Tidak ada yang menang atau kalah dalam ritual tersebut. Semuanya berakhir tepat di bagian hilir kampung. Raut muka lelah membungkus wajah para pemuda. Sebuah episode awal dari ritual puncak telah dilewati. Kini saatnya untuk membersihkan diri melalui ritual lainnya, dalam ritual peknai, yaitu siram-siaraman dan menggoreskan arang pada wajah warga lainnya termasuk pada wajah pengunjung.
Setelah semua ritual awal dilaksanakan, saatnya beristirahat. Tanpa perlu membersihkan wajah yang penuh dengan goresan arang hitam, mereka larut dalam sebuah kegembiraan bersama. Seluruh rumah menyediakan aneka makanan yang dapat disantap oleh siapa saja, dan tidak ketinggalan adalah makanan khas yang menjadi menu wajib dalam semua ritual adat Wehea, yaitu pluq (lemang) dan sambal psooh.
Tak ada perbedaan apapun dalam tradisi makan bersama mereka.
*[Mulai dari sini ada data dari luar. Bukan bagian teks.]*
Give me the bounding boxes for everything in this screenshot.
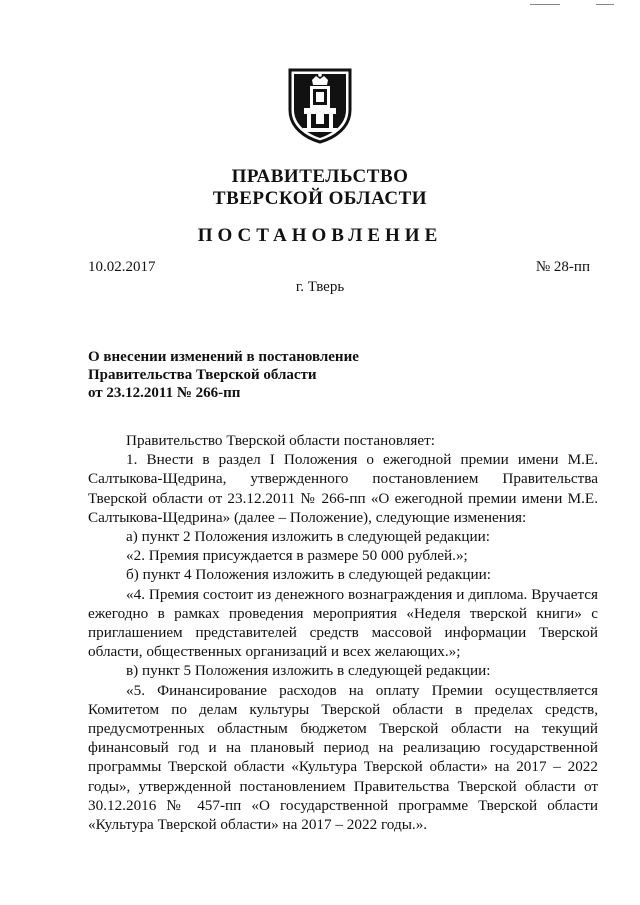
- paragraph: в) пункт 5 Положения изложить в следующей редакции:: [126, 662, 491, 680]
- scan-artifact: [596, 4, 614, 5]
- paragraph: «4. Премия состоит из денежного вознаграждения и диплома. Вручается ежегодно в рамках проведения мероприятия «Неделя тверской книги» с приглашением представителей средств массовой информации Тверской области, общественных организаций и всех желающих.»;: [88, 585, 598, 661]
- document-city: г. Тверь: [295, 279, 345, 295]
- paragraph: б) пункт 4 Положения изложить в следующей редакции:: [126, 566, 492, 584]
- government-name-line2: ТВЕРСКОЙ ОБЛАСТИ: [212, 188, 428, 209]
- scan-artifact: [530, 4, 560, 5]
- document-date: 10.02.2017: [88, 259, 156, 275]
- paragraph: а) пункт 2 Положения изложить в следующей редакции:: [126, 528, 491, 546]
- government-name-line1: ПРАВИТЕЛЬСТВО: [231, 166, 409, 187]
- title-line: Правительства Тверской области: [88, 367, 317, 383]
- paragraph: «2. Премия присуждается в размере 50 000 рублей.»;: [126, 547, 468, 565]
- title-line: О внесении изменений в постановление: [88, 349, 359, 365]
- document-number: № 28-пп: [535, 259, 590, 275]
- document-type: ПОСТАНОВЛЕНИЕ: [197, 225, 443, 246]
- paragraph: 1. Внести в раздел I Положения о ежегодной премии имени М.Е. Салтыкова-Щедрина, утвержденного постановлением Правительства Тверской области от 23.12.2011 № 266-пп «О ежегодной премии имени М.Е. Салтыкова-Щедрина» (далее – Положение), следующие изменения:: [88, 451, 598, 526]
- tver-coat-of-arms-icon: [286, 66, 354, 144]
- paragraph: «5. Финансирование расходов на оплату Премии осуществляется Комитетом по делам культуры Тверской области в пределах средств, предусмотренных областным бюджетом Тверской области на текущий финансовый год и на плановый период на реализацию государственной программы Тверской области «Культура Тверской области» на 2017 – 2022 годы», утвержденной постановлением Правительства Тверской области от 30.12.2016 № 457-пп «О государственной программе Тверской области «Культура Тверской области» на 2017 – 2022 годы.».: [88, 681, 598, 834]
- document-title: [88, 348, 359, 402]
- paragraph: Правительство Тверской области постановляет:: [126, 432, 435, 449]
- document-body: [88, 431, 598, 834]
- title-line: от 23.12.2011 № 266-пп: [88, 385, 241, 401]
Para pengunjung tidak dibiarkan lewat begitu saja didepan rumah warga dan langsung diajaka untuk naik keatas rumah serta makan bersama dengan warga dan pengunjung lainnya.
Hudoq, Magis Lom Plai
Jelang sore, kampung semakin ramai, para pengunjung berdatangan dan mulai memenuhi sebuah tanah lapang tempat ritual dilaksanakan. Para tetua adat laki-laki dan perempuan dengan pakaian tradisional Wehea mulai memasuki lokasi ritual.
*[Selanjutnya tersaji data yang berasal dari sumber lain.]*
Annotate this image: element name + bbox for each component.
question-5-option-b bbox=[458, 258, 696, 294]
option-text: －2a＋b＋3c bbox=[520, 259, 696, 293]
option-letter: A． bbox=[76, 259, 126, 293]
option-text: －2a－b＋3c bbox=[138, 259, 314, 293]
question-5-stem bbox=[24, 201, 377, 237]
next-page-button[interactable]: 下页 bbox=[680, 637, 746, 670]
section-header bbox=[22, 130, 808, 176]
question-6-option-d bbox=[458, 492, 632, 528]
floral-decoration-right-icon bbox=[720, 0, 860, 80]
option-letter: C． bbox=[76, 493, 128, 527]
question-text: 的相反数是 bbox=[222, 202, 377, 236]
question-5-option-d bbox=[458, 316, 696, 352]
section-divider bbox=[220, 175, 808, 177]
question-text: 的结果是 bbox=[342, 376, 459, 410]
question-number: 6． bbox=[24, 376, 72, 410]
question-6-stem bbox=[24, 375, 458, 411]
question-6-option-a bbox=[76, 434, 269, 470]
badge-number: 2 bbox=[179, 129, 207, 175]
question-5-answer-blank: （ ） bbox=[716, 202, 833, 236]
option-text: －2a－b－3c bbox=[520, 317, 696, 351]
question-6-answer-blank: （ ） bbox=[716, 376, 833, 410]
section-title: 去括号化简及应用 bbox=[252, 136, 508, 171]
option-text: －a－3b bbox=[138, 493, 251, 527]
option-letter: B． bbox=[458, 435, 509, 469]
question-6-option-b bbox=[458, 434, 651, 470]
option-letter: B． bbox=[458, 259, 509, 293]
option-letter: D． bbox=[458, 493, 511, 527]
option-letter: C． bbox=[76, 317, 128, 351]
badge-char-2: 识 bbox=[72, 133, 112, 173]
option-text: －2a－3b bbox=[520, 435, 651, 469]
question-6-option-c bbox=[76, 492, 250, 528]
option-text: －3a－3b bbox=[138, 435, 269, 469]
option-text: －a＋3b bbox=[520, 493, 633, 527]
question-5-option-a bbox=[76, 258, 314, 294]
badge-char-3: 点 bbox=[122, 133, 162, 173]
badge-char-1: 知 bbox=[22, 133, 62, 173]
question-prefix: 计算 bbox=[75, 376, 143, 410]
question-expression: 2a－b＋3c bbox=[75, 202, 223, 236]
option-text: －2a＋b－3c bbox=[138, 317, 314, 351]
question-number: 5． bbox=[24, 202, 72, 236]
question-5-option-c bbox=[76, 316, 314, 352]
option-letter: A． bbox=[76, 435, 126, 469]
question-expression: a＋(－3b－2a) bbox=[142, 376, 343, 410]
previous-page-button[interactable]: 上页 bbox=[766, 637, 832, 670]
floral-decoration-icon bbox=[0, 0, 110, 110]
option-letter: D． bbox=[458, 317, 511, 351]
Berjalan perlahan menuju sebuah telkeak yang didirikan, sebagai tempat manaruh sesajen yang akan dipersembahkan kepada para penguasa alam.
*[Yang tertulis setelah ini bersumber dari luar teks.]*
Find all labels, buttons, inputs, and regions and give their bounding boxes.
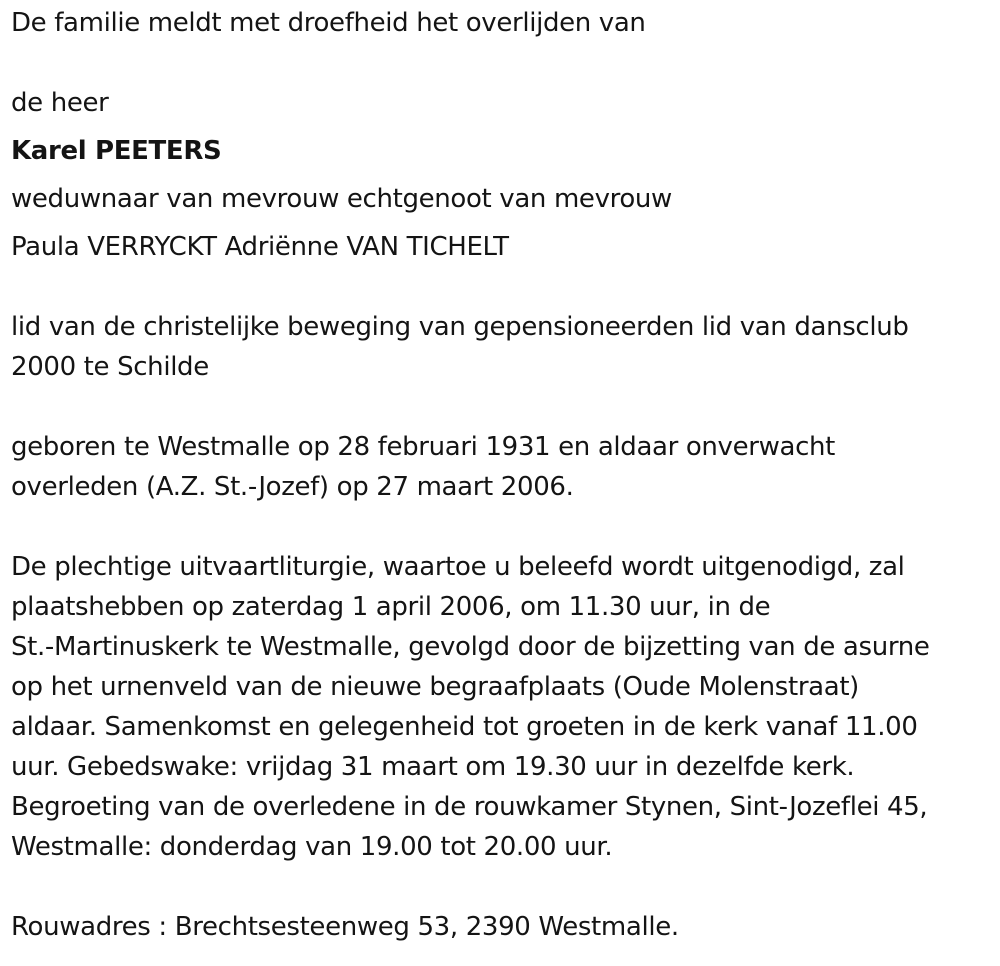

Sementara itu terdengar jelas, paluhan gong dan tetabuhan tewung dari 2 arah berlawanan menjadi pertanda. Hudoq telah datang. Suara-suara khas Hudoq mulai terdengar, hentakan kaki beradu dengan bebunyian gong dan tewung.
Kibasan pakaian khas Hudoq dari dedaunan pisang serta beragam topeng Hudoq dan teriakan-teriakan khasnya seakan menciptakan suasana yang berbeda sore ini.
Kedua barisan penari akan bersatu dalam sebuah barisan panjang menuju telkeak dan berdiri dibelakang barisan para tetua adat perempuan yang duduk pada hamparan sebuah tikar rotan didepan telkeak.
Kini tiba saatnya untuk memanggil roh Hudoq yang dipercaya berasal dari dalam tanah, atas air dan dari khayangan. Suara nyanyian dari para perempuan adat membahana diseantero tempat ritual.
Mantra dan doa dalam bentuk nyanyianpun mulai dirapalkan. Bersamaan dengan itu, sesajen kepada para dewa telah pula disiapkan. Seekor anak ayam Sian dipersembahkan, ditambah dengan telur ayam kampung serta lekok keptiaq, turut menjadi pelengkapnya.
Menggunakan sebilah pisau khas suku Dayak, seorang tetua adat mulai memotong leher anak ayam kemudian darahnya dimasukan pada sebuah wadah untuk persembahan kepada para Hudoq. Secara berurutan, darah ayam dicerahkan pada seluruh penari Hudoq disertai taburan beras serta lekok keptiaq dan bersamaan dengan itu suara para penari Hudoq pun kembali membahana.
Hentakan kaki serta suara-suara khas bergema dan perlahan membentuk sebuah formasi melingkar bersatu dalam gerak dan irama paluhan gong dan tetabuhan tewung.
Suasana semakin meriah, saat Hudoq beraksi. Ribuan pasang mata seolah tidak ingin berkedip atau sekedar melewatkan moment tersebut. Para Hudoq benar-benar menjadi magis dalam ritual puncak. Gerak tari para penari Hudoq seakan membius siapa saja yang menyaksikan termasuk para fotograger yang tidak ingin kehilangan moment barang sedetikpun.
Saat sore perlahan mendekati senja hari, ritualpun selesai. Perlahan, para penari Hudoq serta penari lainnya meninggalkan tempat ritual, untuk kembali lagi bersama dalam ritual yang berbeda saat embos epaq plai, yang akan menjadi pertanda berakhirnya rangkaian ritual panjang selama masa pesta panen padi bernama Lom Plai.